Molecular cloning and expression of the ovine testicular follicle stimulating hormone receptor

Abstract

A sheep testicular cDNA library constructed in pcDNAl vector was screened with a probe generated by polymerase chain reaction (PCR) and corresponding to a 1.6 kb fragment of the rat luteinizing hormone receptor cDNA. Several clones hybridizing to the rat probe at low stringency were sequenced to obtain 95% of the putative full-length ovine follicle-stimulating hormone receptor (oFSH-R) cDNA. The missing 5' region was obtained by PCR amplification of the cDNA library. Sequencing revealed a 2085 nucleotide open reading frame encoding a mature protein of 678 amino acids (74,580 daltons).

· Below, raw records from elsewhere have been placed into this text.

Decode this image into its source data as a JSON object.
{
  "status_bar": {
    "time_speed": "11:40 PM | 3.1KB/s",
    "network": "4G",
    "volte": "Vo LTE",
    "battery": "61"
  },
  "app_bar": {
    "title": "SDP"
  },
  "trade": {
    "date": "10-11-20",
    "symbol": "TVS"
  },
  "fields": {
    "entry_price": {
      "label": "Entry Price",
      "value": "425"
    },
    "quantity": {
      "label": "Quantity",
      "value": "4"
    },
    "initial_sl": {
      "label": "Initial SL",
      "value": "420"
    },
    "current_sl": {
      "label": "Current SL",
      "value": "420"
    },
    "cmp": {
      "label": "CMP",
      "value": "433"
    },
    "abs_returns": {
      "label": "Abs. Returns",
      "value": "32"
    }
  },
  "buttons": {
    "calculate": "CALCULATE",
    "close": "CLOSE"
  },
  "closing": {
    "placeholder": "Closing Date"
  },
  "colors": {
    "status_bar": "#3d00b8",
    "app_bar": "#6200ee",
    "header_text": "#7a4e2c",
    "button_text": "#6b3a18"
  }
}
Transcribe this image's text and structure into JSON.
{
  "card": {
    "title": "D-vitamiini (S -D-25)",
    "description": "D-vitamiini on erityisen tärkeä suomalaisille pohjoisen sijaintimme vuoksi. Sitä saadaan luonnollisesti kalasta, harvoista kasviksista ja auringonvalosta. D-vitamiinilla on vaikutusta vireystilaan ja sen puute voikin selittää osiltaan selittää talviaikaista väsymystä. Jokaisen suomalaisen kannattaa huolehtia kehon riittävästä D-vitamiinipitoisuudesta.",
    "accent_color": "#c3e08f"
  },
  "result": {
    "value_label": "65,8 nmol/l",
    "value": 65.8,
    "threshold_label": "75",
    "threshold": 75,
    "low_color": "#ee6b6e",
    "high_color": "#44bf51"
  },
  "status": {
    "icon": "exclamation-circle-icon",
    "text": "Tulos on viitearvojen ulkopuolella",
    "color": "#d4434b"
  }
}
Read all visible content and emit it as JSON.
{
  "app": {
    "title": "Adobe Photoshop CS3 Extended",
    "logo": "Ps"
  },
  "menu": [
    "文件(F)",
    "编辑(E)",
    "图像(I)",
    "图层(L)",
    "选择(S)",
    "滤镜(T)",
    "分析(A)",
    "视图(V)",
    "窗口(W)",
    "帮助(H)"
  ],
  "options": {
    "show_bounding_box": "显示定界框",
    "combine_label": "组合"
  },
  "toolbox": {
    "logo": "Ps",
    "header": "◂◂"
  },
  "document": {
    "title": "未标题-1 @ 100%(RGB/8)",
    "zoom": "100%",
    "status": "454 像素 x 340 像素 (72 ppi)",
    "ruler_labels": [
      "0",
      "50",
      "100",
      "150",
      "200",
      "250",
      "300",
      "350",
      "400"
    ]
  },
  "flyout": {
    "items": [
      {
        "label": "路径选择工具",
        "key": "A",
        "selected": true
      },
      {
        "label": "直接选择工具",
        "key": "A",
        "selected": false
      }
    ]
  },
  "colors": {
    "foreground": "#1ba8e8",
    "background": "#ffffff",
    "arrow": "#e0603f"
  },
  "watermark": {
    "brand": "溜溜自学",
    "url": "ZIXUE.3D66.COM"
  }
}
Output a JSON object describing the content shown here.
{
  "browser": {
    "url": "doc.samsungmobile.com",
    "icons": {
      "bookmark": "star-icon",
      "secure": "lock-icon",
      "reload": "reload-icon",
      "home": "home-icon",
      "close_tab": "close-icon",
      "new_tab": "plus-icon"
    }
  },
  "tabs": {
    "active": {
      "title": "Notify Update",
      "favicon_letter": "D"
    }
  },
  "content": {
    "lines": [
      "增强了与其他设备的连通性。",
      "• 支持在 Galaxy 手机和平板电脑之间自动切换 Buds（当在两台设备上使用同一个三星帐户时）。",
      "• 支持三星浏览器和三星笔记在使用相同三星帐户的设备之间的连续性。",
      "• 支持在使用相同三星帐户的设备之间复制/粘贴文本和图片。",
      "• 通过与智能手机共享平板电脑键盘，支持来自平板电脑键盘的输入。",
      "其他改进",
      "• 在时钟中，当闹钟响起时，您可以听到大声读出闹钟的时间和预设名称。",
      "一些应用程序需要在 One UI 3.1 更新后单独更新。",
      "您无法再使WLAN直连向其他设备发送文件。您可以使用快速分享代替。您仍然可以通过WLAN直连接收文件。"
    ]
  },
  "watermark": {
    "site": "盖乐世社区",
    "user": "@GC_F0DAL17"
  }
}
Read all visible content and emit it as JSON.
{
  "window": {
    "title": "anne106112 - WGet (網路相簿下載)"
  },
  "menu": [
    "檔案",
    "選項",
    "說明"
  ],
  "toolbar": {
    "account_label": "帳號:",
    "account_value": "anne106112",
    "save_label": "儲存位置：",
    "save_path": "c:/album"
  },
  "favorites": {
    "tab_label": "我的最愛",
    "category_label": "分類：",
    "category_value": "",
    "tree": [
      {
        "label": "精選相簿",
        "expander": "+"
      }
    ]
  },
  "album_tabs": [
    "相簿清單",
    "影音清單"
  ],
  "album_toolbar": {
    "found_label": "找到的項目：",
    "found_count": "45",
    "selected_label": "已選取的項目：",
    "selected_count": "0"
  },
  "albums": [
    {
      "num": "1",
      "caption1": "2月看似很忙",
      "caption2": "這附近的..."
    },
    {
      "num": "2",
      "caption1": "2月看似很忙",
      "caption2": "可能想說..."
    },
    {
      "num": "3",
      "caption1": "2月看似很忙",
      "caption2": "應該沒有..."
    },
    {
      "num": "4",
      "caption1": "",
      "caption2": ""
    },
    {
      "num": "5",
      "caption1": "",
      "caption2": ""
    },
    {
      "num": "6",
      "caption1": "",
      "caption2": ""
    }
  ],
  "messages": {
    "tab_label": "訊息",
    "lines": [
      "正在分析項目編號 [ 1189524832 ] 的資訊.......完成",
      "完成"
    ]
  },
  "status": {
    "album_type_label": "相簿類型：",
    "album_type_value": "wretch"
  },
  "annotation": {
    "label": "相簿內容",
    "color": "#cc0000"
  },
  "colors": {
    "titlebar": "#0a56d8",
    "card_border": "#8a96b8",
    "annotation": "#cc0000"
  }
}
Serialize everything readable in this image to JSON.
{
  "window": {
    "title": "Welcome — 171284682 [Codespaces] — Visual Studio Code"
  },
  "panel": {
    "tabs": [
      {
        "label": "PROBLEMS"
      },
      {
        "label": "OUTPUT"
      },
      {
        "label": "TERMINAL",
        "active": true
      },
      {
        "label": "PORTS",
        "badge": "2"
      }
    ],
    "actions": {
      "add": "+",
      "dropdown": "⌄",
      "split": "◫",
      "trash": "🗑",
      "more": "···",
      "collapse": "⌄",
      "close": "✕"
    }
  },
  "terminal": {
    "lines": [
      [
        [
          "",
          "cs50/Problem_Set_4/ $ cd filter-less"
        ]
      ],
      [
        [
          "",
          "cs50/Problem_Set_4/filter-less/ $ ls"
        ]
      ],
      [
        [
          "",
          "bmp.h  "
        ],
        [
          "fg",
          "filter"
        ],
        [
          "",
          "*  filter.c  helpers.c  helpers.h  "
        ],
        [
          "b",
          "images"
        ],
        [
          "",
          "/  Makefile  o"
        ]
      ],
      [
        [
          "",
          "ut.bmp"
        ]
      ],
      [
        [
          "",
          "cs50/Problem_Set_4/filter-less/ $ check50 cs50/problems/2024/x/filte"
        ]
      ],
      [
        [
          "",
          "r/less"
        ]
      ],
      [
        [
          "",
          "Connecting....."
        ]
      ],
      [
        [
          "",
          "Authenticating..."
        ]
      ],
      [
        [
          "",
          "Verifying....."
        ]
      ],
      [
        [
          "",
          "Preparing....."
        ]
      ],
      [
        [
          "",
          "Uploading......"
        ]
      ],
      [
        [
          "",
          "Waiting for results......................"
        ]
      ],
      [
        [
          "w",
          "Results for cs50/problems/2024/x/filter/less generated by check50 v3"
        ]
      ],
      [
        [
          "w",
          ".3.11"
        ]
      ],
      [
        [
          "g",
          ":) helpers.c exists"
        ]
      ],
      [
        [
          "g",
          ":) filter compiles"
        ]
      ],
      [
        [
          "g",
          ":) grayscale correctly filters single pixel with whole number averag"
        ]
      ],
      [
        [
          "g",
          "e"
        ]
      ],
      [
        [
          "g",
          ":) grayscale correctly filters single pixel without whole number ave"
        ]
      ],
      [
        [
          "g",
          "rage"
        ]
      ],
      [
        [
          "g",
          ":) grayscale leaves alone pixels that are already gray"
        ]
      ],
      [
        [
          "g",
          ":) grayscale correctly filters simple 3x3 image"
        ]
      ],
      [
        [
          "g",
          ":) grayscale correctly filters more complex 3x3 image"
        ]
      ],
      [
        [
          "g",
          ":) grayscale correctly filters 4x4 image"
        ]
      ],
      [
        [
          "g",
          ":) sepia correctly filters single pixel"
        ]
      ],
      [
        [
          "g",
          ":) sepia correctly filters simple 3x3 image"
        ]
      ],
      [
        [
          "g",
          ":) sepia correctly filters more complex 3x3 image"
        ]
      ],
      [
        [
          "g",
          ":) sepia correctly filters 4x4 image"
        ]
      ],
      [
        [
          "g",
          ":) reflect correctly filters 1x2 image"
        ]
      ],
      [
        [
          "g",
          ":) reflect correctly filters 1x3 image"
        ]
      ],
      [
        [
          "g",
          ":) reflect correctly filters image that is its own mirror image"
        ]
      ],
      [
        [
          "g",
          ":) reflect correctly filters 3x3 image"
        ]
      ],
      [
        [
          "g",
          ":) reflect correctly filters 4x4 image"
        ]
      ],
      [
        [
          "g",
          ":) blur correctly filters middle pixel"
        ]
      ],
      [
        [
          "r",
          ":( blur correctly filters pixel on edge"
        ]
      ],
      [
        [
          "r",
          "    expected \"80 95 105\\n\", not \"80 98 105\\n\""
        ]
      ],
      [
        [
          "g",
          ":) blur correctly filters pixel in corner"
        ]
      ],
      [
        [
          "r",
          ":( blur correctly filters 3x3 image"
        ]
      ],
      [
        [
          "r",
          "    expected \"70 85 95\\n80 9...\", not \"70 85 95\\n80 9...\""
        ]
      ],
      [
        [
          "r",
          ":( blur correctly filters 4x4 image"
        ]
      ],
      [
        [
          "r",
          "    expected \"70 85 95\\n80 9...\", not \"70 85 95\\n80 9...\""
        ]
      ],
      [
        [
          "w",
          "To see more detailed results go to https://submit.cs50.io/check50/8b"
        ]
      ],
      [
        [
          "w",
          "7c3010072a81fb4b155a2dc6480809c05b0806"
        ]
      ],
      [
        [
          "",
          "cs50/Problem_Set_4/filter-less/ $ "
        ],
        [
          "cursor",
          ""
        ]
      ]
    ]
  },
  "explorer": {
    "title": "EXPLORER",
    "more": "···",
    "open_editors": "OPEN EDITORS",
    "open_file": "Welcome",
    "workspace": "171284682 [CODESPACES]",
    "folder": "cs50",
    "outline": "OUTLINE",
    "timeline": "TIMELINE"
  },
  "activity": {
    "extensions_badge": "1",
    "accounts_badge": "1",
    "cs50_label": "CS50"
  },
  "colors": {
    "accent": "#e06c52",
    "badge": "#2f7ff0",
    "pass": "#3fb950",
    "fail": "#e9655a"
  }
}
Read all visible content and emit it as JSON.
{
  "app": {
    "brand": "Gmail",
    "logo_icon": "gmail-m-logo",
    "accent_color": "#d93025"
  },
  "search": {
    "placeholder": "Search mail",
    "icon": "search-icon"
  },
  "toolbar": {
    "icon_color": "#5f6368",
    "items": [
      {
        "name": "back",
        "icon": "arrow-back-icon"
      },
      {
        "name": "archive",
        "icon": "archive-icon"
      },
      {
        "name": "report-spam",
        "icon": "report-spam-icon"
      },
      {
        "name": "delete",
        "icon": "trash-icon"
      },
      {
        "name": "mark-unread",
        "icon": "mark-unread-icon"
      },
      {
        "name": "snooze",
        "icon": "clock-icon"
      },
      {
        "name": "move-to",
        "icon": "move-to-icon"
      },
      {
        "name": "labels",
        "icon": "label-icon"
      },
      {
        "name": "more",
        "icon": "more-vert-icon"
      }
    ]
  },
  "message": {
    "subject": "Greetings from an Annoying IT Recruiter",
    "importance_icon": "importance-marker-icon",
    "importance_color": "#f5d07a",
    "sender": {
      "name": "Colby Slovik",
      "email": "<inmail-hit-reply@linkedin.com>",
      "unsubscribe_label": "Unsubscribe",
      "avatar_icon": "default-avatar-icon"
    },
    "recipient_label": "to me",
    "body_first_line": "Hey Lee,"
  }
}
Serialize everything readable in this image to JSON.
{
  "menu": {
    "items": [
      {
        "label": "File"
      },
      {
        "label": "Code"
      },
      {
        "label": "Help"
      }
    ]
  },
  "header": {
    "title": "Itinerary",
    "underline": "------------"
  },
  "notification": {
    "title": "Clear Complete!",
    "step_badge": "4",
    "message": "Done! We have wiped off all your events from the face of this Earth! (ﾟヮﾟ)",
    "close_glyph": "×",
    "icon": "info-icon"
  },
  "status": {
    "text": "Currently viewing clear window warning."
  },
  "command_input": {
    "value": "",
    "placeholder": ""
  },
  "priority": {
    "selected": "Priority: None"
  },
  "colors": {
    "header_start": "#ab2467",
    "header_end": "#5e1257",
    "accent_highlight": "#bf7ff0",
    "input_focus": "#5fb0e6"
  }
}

The oFSH-R is remarkably similar (>; 90%) to the human and rat FSH receptors, has a structural motif like the G protein-coupled family of receptors and contains 3 potential sites for N-linked glycosylation. RNA blot analysis revealed two major transcripts of 2.6 kb and 6.7 kb in size and a smaller transcript of about 1 kb in the sheep testis. A 53 residue segment in the extracellular domain unique to the receptor contains more than 50% of residues bearing functional side chains that could participate in ligand (FSH) interaction and/or signal transduction. Transfection of human fetal kidney cell line (293) with the cloned oFSH receptor cDNA based in pcDNAl/Neo vector revealed functional expression. Labeled oFSH bound to receptor expressed on the membrane with high affinity and specificity. In stably transfected 293 cells, purified oFSH and hFSH but not oLH stimulated cyclic AMP accumulation. Chemically deglycosylated oFSH (DG-oFSH) was inactive in these cells but it effectively blocked the action of native hormone. Thus, the functional characteristics of the cloned receptor are similar to the natural receptor in testis.